StructuredStateManagement
Contents
Summary
Move away from ad-hoc states and state transitions to a more concrete organized structured state management in nova.
What problems does this solve
- Increases the [stability/extendability/reliability] of nova.
- Makes it easier to [test, understand, verify, review] nova code.
- Ensures state transitions are done reliably and correctly by isolating those transitions to a single place.
- Removes the need for periodic tasks to cleanup garbage left by novas ad-hoc states.
- Fixes a variety of problems that previously had piecemeal like patches applied.

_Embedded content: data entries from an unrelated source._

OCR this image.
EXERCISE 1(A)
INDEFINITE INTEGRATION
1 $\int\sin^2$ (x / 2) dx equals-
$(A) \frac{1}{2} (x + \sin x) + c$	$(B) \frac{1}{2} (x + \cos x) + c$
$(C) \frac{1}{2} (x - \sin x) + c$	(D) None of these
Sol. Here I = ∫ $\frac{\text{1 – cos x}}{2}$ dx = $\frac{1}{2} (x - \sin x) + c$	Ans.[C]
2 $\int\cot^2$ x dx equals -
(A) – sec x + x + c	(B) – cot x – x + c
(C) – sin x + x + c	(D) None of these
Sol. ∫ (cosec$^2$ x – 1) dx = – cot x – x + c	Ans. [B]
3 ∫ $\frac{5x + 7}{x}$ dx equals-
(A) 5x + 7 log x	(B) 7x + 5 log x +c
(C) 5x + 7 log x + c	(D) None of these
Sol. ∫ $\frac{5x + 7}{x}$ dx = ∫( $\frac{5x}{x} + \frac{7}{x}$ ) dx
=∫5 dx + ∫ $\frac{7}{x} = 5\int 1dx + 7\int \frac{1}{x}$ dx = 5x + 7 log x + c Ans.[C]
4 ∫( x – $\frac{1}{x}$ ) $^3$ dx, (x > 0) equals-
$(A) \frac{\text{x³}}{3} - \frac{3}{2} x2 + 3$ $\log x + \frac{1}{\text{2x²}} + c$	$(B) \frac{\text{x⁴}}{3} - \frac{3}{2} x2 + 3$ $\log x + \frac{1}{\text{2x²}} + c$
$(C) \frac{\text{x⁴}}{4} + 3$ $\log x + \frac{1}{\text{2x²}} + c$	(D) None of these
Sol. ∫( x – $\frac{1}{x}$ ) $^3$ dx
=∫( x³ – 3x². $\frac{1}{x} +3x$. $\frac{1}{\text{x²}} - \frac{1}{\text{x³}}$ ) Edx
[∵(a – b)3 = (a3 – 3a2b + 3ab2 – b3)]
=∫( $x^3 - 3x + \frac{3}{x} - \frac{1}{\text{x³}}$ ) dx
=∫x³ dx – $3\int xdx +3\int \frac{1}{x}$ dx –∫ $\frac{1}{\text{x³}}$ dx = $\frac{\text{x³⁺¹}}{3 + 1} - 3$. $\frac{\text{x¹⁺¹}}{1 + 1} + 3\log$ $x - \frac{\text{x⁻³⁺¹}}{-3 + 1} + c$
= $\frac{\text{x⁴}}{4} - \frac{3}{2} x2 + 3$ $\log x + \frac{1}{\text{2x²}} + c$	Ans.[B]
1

Issues that would likely not have happened with a better state management system
Examples include:
- Varying exceptions
- MQ timeouts
- DB timeouts
- WS call timeouts
Bugs/blueprints that likely would not be needed:
- https://blueprints.launchpad.net/nova/+spec/compute-instance-cleanup-service
- https://bugs.launchpad.net/nova/+bug/1050979
- https://bugs.launchpad.net/nova/+bug/1061024
- https://bugs.launchpad.net/nova/+bug/1082414
- ...
Requirements
https://etherpad.openstack.org/task-system
Discussions
https://etherpad.openstack.org/the-future-of-orch
Plan of record
- Create prototype.
- Get feedback from summit session.
- Get more feedback from email list & heat folks about common library.
- Adjust prototype as needed from feedback.
- Split prototype into small chunks.
- Adjust tests for each small chunks.
- Start to submit prototype chunks into http://review.openstack.org (disabling whole/pieces component until ready to turn on?).
Design
Design details
In order to implement of this new orchestration layer the following key concepts must be built into the design from the start.
- A set of atomic tasks that can be organized into a workflow.
- Task resumption.
- Task rollback.
- Task tracking.
- Resource locking.
- Workflow sharding/ownership.
- Simplicity (allowing for extension and verifiability).
- Tolerant to upgrades.